Against my better judgment I decide to stay up to watch the D-Backs/Dodgers game on MLB TV. This means high amounts of caffeine and the hope that there is some seriously good TV on leading up to 02.40 first pitch. Luckily "Stop! Or My Mom Will Shoot" is showing (one of Sylvester Stallone’s best comedies) and I have no problem in laughing my way through to the anointed hour.
Anyone familiar with MLB TV or even the much vaunted MLB Mosaic will be all too aware of the recent "Pong/Pacman" controversy, and I am still too traumatized to discuss the "****’s Sporting Goods Disaster of 2007". For those of you who are not aware then you should count yourselves lucky, suffice to say there is only so many times you can watch the same pacman animation between innings before you leave fingernail marking on the walls. But, as always, those wonderful people at MLB listened to the fans and we now have the safe image of diverse MLB merchandise that is for sale on the website. Obviously this is primarily Yankees, Mets, Red Sox stuff and includes a Boston bobble-head doll that may possibly be Josh Beckett(although at this time in the morning it could be David Ortiz for all I know).
The game begins, and a good Arizona first wakes me up slightly and the first four innings pass in a blur with the teams tied at 5-5. It’s then that the trouble starts; in the commercial break at the top of the fifth I find myself staring at that **** bobble-head doll. Is it my imagination or has it moved? By the next break I am ready for it, it’s definitely moved and I’m sure that it hadn’t got that menacing grin on it’s face before. I’m scared, but being British I decide that the best thing to do is ignore the problem. Still no scoring in the game and the caffeine is wearing off, and not even the thought of Sly Stallone’s hilarious antics can stop me from drifting into a state of half sleep, half waking.
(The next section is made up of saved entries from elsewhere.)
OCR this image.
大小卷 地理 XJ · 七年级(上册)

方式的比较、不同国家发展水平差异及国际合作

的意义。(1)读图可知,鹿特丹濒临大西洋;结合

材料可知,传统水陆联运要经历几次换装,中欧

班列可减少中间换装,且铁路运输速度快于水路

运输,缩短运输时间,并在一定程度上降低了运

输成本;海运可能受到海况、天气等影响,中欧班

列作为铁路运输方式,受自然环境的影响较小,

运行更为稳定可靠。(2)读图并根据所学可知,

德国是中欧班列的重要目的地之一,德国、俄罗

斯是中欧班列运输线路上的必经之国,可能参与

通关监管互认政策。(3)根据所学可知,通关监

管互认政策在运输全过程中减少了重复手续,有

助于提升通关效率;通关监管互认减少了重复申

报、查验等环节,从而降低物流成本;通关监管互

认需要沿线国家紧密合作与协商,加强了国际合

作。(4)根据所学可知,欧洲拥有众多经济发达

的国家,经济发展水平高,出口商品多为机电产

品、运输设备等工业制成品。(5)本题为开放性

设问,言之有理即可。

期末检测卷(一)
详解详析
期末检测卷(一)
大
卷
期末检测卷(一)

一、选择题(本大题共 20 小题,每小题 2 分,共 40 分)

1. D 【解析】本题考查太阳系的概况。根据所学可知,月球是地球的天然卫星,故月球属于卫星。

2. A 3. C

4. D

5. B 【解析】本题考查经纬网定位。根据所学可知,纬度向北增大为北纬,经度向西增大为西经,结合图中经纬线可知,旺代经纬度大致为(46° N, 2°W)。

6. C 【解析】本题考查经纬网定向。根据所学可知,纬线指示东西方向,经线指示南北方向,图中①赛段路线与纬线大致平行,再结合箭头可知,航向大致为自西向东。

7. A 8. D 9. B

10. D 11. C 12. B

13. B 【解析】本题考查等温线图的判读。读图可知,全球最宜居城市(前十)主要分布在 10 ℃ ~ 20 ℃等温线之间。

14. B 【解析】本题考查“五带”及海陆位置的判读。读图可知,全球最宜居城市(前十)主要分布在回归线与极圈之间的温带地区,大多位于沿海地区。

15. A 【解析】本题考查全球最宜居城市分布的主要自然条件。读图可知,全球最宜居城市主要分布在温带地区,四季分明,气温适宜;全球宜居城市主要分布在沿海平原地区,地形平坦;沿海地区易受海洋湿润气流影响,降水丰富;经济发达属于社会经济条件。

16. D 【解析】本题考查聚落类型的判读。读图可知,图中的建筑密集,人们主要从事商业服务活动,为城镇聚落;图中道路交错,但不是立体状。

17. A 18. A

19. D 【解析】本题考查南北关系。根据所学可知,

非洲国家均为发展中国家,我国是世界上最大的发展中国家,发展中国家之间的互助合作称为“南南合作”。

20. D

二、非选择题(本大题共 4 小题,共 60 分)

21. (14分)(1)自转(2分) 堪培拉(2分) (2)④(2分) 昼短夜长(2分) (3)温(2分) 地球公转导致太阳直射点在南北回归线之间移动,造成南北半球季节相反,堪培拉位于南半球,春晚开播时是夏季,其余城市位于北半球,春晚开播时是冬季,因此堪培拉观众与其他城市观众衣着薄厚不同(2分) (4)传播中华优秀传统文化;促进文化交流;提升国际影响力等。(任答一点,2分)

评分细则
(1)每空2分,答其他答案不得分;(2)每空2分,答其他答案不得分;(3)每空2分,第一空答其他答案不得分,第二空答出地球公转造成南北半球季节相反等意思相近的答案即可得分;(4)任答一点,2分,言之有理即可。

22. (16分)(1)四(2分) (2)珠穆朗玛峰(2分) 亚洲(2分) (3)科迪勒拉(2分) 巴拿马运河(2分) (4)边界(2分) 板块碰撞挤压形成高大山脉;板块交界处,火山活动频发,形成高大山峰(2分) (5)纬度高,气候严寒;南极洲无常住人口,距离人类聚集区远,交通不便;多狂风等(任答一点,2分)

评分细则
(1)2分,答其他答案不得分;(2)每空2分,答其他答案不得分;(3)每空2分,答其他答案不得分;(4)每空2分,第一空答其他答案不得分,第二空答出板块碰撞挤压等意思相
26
The only thing that keeps me conscious is the thought of that doll (I am convinced that during the top of the 7th he was holding a knife). I now have visions of a Barbarella style demise at the hands of a posse of little plastic Red Sox dolls, and to my horror the game goes into extra innings, if this doesn’t end soon then that doll is going to make his move, I believe that they go for throat when cornered but have been known to launch unprovoked attacks during the breeding season.
Finally one of the Abreu family hits a Home Run, and even though this means likely defeat for the D-Backs I can’t hide the relief. Arizona fail to score and lose a vital game, but the sun is starting to creep through the window and my fears are beginning to seem like the imaginings of a lunatic. I switch off the computer and head downstairs desperately trying to ignore the scuttling that seems to be coming from the basement.